Personal information
- Born: 8 September 1975 (age 50) Mexico City, Mexico

Career information
- College: UDLAP
- NFL draft: 1998: undrafted

Career history

Playing
- Barcelona Dragons (1998–2002); New York Jets (2003)*; Amsterdam Admirals (2003–2004);
- * Offseason and/or practice squad member only

Coaching
- Dinos de Saltillo (?–2019) Wide receivers coach; Dinos de Saltillo (2020–2023) Offensive coordinator; Reyes de Jalisco (2024–2025) Head coach;

Career NFL Europe statistics
- Receptions: 64
- Receiving yards: 911
- Receiving touchdowns: 1

= Carlos Rosado =

Mexican gridiron football player (born 1975)

Carlos Rosado Vallejo (born 8 September 1975) is a Mexican gridiron football coach and former wide receiver who is the head coach of the Reyes de Jalisco of the Liga de Fútbol Americano Profesional (LFA). He played in NFL Europe for the Barcelona Dragons and the Amsterdam Admirals from 1998 through 2004. He also played preseason with the New York Jets during 2003.

His father, Carlos Rosado Stevens, was a wide receiver for the Águilas Reales de UNAM from 1970 to 1974, and later served as the president of ONEFA, the Mexican college football league, from 2008 to 2011. The younger Rosado began playing the sport at the age of seven. He played college football for the Aztecas UDLAP, winning three consecutive ONEFA national championships between 1995 and 1997. He also earned his degree in business administration.
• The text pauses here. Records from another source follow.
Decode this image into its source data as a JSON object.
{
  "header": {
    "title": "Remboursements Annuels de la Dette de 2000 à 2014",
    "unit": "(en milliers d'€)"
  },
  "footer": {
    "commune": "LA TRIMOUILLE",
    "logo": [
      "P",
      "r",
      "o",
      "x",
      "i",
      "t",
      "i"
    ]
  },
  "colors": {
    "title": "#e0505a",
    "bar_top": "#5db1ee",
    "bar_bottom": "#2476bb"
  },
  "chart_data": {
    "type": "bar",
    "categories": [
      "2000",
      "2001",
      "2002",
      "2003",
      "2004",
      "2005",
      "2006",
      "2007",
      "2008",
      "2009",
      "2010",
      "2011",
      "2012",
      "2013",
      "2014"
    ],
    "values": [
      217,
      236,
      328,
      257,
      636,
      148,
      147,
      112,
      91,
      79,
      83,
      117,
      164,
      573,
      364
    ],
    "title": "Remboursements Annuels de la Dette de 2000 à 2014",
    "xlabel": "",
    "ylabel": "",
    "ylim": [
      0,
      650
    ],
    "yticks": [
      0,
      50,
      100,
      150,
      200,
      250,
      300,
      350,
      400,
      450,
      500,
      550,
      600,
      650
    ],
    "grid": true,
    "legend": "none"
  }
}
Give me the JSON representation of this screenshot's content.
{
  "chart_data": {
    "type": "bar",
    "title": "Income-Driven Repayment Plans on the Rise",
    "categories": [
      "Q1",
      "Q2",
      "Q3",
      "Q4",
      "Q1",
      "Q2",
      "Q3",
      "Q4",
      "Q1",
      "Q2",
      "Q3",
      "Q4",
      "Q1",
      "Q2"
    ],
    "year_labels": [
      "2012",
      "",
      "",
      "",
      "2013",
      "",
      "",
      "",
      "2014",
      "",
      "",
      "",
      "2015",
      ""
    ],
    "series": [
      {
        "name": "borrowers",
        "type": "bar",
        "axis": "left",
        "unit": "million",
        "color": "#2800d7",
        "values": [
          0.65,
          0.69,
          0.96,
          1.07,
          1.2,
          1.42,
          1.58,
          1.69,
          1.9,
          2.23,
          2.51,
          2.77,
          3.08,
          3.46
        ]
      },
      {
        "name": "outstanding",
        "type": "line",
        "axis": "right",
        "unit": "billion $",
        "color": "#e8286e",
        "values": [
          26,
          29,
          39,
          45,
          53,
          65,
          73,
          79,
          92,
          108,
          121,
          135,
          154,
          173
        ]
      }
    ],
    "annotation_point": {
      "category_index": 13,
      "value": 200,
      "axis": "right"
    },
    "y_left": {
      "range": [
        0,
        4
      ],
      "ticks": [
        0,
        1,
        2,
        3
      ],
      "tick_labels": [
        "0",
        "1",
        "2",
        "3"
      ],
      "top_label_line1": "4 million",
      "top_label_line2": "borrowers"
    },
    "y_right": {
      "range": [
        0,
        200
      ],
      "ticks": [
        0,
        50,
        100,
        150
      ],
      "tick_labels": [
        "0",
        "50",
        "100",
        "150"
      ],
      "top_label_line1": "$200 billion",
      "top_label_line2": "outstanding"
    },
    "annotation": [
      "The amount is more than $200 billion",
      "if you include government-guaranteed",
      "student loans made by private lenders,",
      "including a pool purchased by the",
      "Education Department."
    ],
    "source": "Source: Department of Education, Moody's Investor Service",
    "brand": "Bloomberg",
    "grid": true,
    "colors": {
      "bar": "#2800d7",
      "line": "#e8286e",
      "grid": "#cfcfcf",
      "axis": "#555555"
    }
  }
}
Coming out of college, Rosado joined the Barcelona Dragons of NFL Europe in 1998 after a pair of successful tryouts. He played seven seasons in the league, becoming the second Mexican national to play in the league. He was named the National (non-American) offensive player of the year in 2003. Rosado was invited to training camp by the New York Jets in 2003, but did not make the final roster.

==Post-playing career==
Rosado worked as a talent scout for the NFL from 2005 to 2009.

On 1 April 2008, he was named the new Commissioner of ONEFA. He has also worked as color analyst for Fox Sports and has a sportswear shop. In 2010, Rosado was named the athletic director at his alma mater.

Rosado was hired as offensive coordinator of the Dinos de Saltillo of the Liga de Fútbol Americano Profesional (LFA) in 2020, having previously served as the team's wide receivers coach.

In October 2023, Rosado was announced as the head coach of the Reyes de Jalisco, replacing Ernesto Alfaro.